UVA Law Professor Helps Win Case Against Russian Government's Seizure of Oil Company
A University of Virginia law professor served as a consultant and expert witness in a successful multimillion dollar arbitration case against the Russian government over its seizure of the assets of Yukos Oil Co., which was among the world's largest oil and gas companies.
Paul Stephan, an expert in international business and Soviet- and post-Soviet legal systems, assisted the law firm Covington & Burling in its efforts on behalf of Spanish investors who suffered losses in the Russian government's action against Yukos between 2004 and 2007.
An international tribunal on July 20 sided with the Spanish investors, finding that the Russian government issued illegitimate tax bills to Yukos, which led to enforcement actions and ultimately the company's bankruptcy. Yukos, which at the time was valued at $60 billion, was destroyed and its assets were placed under the control of state-owned energy firms Rosneft and Gazprom.
"The assertion [was] that the tax case brought against Yukos that wiped the company out was mostly bogus and pretextual," Stephan said. "Both the claims themselves and the process were designed not to collect revenues but to strip the company of its assets."

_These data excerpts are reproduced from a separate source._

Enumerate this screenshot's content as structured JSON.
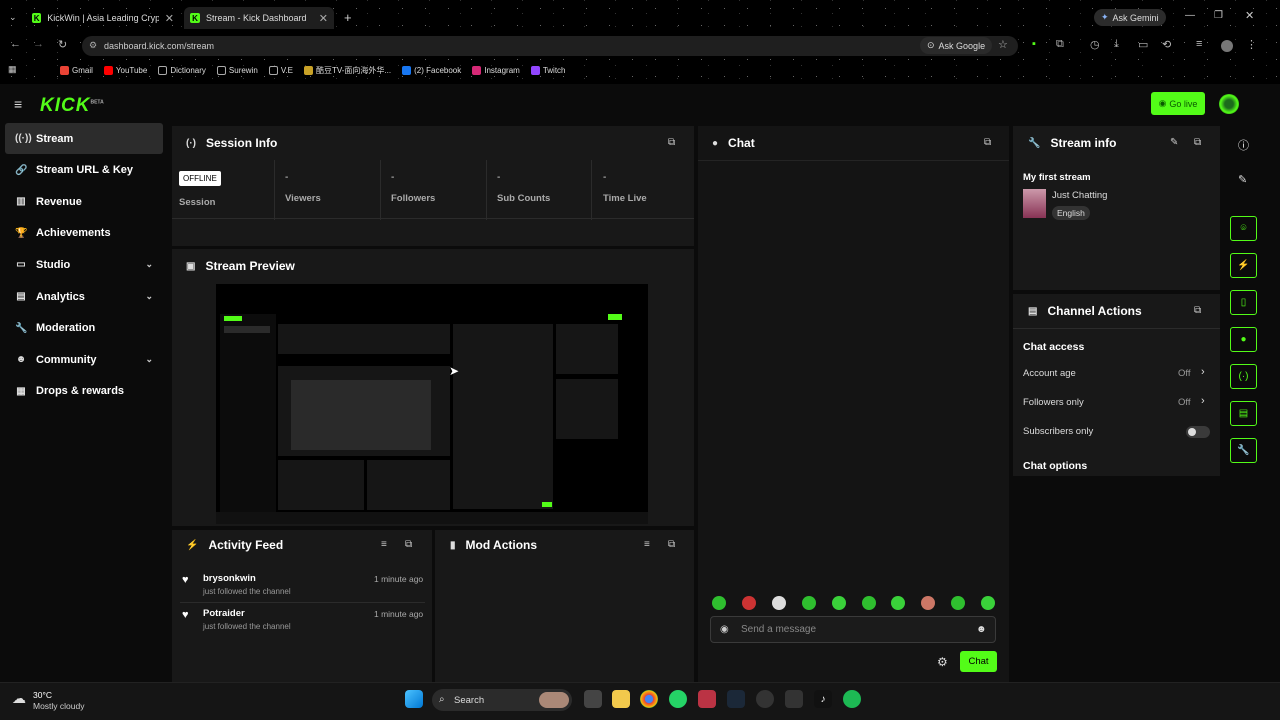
{
  "browser": {
    "tabs": [
      {
        "title": "KickWin | Asia Leading Crypto",
        "active": false
      },
      {
        "title": "Stream - Kick Dashboard",
        "active": true
      }
    ],
    "url": "dashboard.kick.com/stream",
    "ask_google": "Ask Google",
    "ask_gemini": "Ask Gemini",
    "bookmarks": [
      "Gmail",
      "YouTube",
      "Dictionary",
      "Surewin",
      "V.E",
      "酷豆TV-面向海外华...",
      "(2) Facebook",
      "Instagram",
      "Twitch"
    ]
  },
  "header": {
    "logo": "KICK",
    "logo_badge": "BETA",
    "go_live": "Go live"
  },
  "sidebar": {
    "items": [
      {
        "label": "Stream",
        "icon": "broadcast-icon",
        "glyph": "((·))",
        "active": true,
        "chevron": false
      },
      {
        "label": "Stream URL & Key",
        "icon": "link-icon",
        "glyph": "🔗",
        "active": false,
        "chevron": false
      },
      {
        "label": "Revenue",
        "icon": "chart-icon",
        "glyph": "▥",
        "active": false,
        "chevron": false
      },
      {
        "label": "Achievements",
        "icon": "trophy-icon",
        "glyph": "🏆",
        "active": false,
        "chevron": false
      },
      {
        "label": "Studio",
        "icon": "monitor-icon",
        "glyph": "▭",
        "active": false,
        "chevron": true
      },
      {
        "label": "Analytics",
        "icon": "analytics-icon",
        "glyph": "▤",
        "active": false,
        "chevron": true
      },
      {
        "label": "Moderation",
        "icon": "wrench-icon",
        "glyph": "🔧",
        "active": false,
        "chevron": false
      },
      {
        "label": "Community",
        "icon": "community-icon",
        "glyph": "☻",
        "active": false,
        "chevron": true
      },
      {
        "label": "Drops & rewards",
        "icon": "drops-icon",
        "glyph": "▦",
        "active": false,
        "chevron": false
      }
    ]
  },
  "session": {
    "title": "Session Info",
    "status_badge": "OFFLINE",
    "session_label": "Session",
    "stats": [
      {
        "value": "-",
        "label": "Viewers"
      },
      {
        "value": "-",
        "label": "Followers"
      },
      {
        "value": "-",
        "label": "Sub Counts"
      },
      {
        "value": "-",
        "label": "Time Live"
      }
    ]
  },
  "preview": {
    "title": "Stream Preview"
  },
  "activity": {
    "title": "Activity Feed",
    "items": [
      {
        "name": "brysonkwin",
        "action": "just followed the channel",
        "time": "1 minute ago"
      },
      {
        "name": "Potraider",
        "action": "just followed the channel",
        "time": "1 minute ago"
      }
    ]
  },
  "mod_actions": {
    "title": "Mod Actions"
  },
  "chat": {
    "title": "Chat",
    "placeholder": "Send a message",
    "send_label": "Chat"
  },
  "stream_info": {
    "title": "Stream info",
    "stream_title": "My first stream",
    "category": "Just Chatting",
    "language": "English"
  },
  "channel_actions": {
    "title": "Channel Actions",
    "chat_access_heading": "Chat access",
    "rows": [
      {
        "label": "Account age",
        "value": "Off"
      },
      {
        "label": "Followers only",
        "value": "Off"
      }
    ],
    "subscribers_only_label": "Subscribers only",
    "subscribers_only_on": false,
    "chat_options_heading": "Chat options"
  },
  "taskbar": {
    "weather_temp": "30°C",
    "weather_desc": "Mostly cloudy",
    "search_label": "Search"
  },
  "colors": {
    "accent": "#53fc18",
    "panel": "#181818",
    "background": "#0b0b0b"
  }
}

The international tribunal, which was under the jurisdiction of the Stockholm Chamber of Commerce, found that "Yukos' tax delinquency was indeed a pretext for seizing Yukos assets and transferring them to Rosneft — [T]his finding supports the Claimants' contention that the Russian Federation's real goal was to expropriate Yukos, and not to legitimately collect taxes."
The tribunal's ruling was announced publicly late last week.
The arbitration ruling is the second by an international tribunal to find that Yukos investors are entitled to compensation. In September 2010, a tribunal sided with an investor in the United Kingdom on similar grounds.
Covington & Burling brought on Stephan to assist with the case in 2008. Stephan is an expert in Russian tax law, as he worked from 1993-98 on behalf of the U.S. Treasury in its efforts to help the Russian government design a tax system.
Stephan consulted with the law firm on issues of Russian tax law and helped select Russian expert witnesses. He traveled to Russia on a number of occasions to interview witnesses. And he took part in the international tribunal's proceeding in London in October 2011.
The Russian government is likely to challenge the international tribunal's findings, he said.
"Russia has questioned whether the arbitral tribunal understood its jurisdiction correctly and applied the right legal standards," he said. "The Swedish domestic courts are where those challenges are taken. I know that there is an ongoing proceeding in the Swedish courts involving the U.K. tribunal, which involved identical issues."
Moving forward, he added, there are obvious challenges associated with enforcing any arbitral ruling against Russia, not the least of which is the country's sovereign immunity.
A much larger proceeding involving the Energy Charter Treaty and Yukos investors in Europe and Russia is also underway, Stephan said.
"The stakes [in that proceeding] are billions, as opposed to the English and the Spanish proceedings, where we're talking about seven figures," he said.